Martin-Luther-Universität Halle-Wittenberg - 11.04.2007

Ungleichheit fördert Gewalt


In der zweiten Hälfte des 20. Jahrhunderts ist die Gewaltkriminalität deutlich angestiegen. Schuld daran ist auch ein tiefgreifender ökonomischer und sozialer Strukturwandel. Das legen die Ergebnisse nahe, zu denen die halleschen Soziologen Professor Helmut Thome und Christoph Birkel bei ihren Forschungen gelangt sind. Ihr neues Buch "Sozialer Wandel und Gewaltkriminalität. Deutschland, England und Schweden im Vergleich, 1950-2000" könnte helfen, aktuelle Entwicklungen besser einzuschätzen. Die Autoren plädieren für neue kooperative Strukturen, um der Gewaltkriminalität Einhalt zu gebieten.

In dem soeben erschienenen Buch sind die Ergebnisse eines gleichnamigen Projektes zusammengefasst, das als Teil des Forschungsverbundes "Gesellschaftliche Desintegrationsprozesse - Stärkung von Integrationspotenzialen moderner Gesellschaften" vom Bundesministerium für Bildung und Forschung gefördert wurde.
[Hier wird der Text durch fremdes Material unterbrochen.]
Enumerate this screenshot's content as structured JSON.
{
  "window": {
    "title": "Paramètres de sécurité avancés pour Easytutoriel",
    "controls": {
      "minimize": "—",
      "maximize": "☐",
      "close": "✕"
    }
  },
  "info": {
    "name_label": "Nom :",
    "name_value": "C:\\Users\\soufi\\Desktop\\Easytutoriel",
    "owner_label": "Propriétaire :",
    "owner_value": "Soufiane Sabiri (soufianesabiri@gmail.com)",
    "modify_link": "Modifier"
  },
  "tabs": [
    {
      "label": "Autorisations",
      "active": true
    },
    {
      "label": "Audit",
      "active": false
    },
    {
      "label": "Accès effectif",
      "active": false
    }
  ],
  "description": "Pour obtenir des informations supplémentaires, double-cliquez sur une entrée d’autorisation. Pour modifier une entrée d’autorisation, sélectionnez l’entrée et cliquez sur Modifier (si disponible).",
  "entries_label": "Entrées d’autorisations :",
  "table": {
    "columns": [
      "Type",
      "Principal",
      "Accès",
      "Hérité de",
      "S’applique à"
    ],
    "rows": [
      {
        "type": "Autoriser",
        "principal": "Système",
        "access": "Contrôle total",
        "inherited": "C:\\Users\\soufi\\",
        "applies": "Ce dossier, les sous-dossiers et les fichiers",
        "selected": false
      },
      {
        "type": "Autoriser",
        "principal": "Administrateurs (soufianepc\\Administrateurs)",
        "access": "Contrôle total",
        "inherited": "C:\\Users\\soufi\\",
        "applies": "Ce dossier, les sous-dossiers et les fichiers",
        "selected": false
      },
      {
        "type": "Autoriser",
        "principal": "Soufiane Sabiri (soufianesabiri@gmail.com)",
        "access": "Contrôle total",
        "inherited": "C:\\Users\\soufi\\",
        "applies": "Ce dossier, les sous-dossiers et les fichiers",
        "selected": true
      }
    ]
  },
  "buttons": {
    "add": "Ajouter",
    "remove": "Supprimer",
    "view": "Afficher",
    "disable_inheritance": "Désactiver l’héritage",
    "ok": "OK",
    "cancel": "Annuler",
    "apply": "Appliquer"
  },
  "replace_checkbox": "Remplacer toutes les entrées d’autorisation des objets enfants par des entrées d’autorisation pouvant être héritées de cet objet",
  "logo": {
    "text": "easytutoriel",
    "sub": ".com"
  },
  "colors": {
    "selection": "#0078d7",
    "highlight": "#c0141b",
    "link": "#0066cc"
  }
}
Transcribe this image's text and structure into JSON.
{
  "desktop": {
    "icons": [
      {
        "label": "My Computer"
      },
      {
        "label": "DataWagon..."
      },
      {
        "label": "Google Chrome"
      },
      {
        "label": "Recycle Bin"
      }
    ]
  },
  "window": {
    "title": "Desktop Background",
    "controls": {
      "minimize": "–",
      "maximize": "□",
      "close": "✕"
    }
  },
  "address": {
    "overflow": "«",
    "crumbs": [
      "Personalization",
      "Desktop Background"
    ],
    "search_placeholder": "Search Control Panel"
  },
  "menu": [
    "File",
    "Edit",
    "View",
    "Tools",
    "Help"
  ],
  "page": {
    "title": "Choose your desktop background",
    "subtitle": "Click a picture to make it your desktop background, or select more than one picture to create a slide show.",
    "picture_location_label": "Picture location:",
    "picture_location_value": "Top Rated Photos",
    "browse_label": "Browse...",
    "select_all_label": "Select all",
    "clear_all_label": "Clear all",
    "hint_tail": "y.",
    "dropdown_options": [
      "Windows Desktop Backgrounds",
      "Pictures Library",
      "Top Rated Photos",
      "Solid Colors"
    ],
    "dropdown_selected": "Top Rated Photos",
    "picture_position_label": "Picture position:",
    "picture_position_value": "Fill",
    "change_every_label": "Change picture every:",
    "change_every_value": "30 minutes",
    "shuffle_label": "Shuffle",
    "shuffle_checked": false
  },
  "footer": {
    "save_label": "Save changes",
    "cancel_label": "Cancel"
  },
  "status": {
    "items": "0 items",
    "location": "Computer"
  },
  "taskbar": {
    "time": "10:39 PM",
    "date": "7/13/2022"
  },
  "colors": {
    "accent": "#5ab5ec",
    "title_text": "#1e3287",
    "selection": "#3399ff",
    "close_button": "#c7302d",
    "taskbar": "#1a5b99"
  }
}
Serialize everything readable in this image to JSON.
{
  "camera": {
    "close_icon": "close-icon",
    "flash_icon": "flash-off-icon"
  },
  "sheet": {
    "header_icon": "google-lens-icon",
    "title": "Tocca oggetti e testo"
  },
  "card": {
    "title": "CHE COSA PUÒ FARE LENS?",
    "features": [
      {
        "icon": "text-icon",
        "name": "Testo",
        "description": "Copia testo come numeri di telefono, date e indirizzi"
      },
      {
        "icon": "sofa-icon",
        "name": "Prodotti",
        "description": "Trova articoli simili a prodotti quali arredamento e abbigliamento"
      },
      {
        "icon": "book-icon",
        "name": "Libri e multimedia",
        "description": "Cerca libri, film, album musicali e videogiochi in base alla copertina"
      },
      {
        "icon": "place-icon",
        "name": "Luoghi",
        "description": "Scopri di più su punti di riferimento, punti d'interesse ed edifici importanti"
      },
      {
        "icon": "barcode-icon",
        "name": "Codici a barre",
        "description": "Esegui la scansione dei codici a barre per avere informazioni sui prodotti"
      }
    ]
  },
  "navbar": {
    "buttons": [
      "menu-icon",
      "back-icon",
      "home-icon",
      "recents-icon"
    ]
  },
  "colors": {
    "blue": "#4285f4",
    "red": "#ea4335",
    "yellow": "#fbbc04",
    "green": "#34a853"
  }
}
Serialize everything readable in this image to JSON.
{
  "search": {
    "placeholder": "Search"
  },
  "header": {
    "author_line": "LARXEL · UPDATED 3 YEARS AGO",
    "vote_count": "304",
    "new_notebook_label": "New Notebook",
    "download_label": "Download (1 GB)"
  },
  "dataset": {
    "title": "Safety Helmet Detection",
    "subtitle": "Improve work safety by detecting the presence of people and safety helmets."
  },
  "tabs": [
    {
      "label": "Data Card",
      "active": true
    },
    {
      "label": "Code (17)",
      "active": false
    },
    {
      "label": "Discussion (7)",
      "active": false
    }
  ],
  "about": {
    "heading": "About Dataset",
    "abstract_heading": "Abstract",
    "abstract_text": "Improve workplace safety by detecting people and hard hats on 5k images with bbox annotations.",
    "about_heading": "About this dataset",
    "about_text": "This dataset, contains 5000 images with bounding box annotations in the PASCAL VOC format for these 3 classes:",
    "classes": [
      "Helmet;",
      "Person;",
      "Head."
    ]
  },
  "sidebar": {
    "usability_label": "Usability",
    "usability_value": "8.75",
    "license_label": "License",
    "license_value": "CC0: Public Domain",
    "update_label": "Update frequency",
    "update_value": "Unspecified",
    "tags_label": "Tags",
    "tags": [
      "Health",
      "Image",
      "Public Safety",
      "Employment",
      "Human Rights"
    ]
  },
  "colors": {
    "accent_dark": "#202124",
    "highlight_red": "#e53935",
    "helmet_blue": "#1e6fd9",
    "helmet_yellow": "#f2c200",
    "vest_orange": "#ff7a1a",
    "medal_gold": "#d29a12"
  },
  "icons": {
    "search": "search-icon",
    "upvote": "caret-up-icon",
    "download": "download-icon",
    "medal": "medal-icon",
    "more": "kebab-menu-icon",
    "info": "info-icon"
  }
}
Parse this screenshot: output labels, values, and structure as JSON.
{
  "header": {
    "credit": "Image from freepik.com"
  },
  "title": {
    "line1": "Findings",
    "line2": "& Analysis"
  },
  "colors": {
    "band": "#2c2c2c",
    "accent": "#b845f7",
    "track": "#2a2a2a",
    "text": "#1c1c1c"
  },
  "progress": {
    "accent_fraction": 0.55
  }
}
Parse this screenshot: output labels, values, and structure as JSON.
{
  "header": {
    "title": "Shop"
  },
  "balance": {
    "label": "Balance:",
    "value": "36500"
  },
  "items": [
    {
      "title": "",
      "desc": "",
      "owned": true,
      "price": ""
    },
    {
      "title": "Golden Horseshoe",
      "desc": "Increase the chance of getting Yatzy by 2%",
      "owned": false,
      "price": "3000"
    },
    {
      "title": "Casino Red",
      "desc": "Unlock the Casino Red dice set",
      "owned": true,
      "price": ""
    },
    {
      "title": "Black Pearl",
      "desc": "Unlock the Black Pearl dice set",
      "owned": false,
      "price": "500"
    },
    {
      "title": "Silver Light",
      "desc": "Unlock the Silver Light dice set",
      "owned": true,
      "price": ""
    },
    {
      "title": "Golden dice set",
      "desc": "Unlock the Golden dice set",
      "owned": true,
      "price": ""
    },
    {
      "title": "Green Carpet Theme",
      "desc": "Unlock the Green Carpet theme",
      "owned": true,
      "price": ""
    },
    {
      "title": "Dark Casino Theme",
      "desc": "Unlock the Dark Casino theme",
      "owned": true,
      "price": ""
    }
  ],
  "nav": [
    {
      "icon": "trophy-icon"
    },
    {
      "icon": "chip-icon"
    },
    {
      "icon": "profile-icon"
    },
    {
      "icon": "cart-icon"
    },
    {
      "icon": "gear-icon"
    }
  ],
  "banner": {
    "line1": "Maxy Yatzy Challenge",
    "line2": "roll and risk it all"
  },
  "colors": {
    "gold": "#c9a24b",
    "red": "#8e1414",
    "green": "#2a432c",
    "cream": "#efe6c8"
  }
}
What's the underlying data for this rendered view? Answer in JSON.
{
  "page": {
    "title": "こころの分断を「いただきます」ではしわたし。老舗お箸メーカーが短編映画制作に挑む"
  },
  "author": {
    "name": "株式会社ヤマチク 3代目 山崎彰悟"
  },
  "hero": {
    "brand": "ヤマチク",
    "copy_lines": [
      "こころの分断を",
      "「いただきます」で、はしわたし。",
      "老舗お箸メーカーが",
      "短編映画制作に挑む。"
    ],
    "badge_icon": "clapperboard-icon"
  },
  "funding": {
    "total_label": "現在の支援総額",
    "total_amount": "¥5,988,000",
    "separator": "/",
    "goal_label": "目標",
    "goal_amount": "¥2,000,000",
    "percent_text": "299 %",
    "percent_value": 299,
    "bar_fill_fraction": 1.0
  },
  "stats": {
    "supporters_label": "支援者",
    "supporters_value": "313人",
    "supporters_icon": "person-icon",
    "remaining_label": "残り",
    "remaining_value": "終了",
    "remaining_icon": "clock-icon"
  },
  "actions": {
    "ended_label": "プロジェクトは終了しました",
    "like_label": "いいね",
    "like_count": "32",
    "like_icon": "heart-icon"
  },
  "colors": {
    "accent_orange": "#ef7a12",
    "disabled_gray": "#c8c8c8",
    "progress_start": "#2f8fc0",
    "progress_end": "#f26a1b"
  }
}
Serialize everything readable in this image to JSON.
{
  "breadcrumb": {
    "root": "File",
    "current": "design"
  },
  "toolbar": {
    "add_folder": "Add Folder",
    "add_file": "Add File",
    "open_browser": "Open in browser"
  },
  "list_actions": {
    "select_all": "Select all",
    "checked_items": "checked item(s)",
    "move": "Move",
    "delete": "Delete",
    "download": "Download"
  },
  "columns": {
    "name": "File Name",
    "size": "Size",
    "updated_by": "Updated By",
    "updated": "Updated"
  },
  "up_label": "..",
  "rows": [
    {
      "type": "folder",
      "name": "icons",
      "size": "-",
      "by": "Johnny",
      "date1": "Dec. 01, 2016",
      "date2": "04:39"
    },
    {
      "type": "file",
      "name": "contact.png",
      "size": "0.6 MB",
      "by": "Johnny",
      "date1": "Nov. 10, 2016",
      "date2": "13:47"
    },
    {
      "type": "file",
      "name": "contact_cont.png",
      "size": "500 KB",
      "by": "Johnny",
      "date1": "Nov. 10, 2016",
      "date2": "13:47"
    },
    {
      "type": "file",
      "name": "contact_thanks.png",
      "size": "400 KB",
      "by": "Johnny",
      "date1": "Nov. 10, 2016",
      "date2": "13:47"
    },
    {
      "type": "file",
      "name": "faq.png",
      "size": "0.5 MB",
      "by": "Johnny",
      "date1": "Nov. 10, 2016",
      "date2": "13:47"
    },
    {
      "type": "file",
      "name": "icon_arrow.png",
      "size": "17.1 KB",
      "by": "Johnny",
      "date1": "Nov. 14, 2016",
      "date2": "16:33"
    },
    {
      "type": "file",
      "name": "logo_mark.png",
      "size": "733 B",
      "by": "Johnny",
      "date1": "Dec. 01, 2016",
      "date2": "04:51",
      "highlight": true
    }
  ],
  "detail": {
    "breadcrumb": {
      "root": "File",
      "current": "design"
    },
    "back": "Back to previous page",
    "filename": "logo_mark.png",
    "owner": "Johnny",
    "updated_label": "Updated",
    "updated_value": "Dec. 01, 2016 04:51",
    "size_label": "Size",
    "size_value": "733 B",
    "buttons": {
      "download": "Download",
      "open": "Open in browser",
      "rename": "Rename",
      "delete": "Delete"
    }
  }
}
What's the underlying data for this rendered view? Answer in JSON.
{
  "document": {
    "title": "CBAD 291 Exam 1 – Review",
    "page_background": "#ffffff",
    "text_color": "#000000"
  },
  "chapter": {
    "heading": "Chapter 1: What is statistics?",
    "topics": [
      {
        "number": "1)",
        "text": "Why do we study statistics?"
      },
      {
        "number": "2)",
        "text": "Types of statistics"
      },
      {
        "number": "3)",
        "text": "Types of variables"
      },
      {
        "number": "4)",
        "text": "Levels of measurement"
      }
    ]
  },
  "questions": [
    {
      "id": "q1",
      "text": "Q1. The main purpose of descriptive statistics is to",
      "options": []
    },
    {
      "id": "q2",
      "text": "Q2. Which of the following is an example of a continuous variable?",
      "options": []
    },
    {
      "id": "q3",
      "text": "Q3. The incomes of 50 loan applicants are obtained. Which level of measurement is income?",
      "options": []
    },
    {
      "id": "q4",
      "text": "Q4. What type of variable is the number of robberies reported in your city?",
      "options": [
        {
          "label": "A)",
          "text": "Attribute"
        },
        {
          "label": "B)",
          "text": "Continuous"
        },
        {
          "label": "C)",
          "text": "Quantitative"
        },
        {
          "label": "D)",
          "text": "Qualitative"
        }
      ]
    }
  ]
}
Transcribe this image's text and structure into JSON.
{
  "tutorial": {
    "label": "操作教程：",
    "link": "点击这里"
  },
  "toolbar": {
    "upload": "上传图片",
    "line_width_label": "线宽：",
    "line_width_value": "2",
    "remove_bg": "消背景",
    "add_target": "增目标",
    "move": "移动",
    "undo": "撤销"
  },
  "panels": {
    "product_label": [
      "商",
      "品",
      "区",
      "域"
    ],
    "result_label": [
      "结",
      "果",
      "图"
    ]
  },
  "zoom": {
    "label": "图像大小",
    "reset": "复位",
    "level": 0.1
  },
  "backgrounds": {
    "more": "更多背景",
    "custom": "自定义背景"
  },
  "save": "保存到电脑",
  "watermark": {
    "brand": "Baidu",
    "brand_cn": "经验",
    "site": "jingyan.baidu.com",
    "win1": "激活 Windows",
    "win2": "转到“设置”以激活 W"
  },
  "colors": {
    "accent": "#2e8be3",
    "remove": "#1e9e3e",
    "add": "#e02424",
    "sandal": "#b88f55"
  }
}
Die beiden Soziologen stellen darin fest, dass die Gewaltkriminalität in Deutschland, England und Schweden wie in fast allen ökonomisch hoch entwickelten Ländern in der zweiten Hälfte des vorigen Jahrhunderts deutlich angestiegen ist, nachdem sich seit Beginn der Neuzeit die individuelle Gewaltanwendung stark rückläufig entwickelt hatte.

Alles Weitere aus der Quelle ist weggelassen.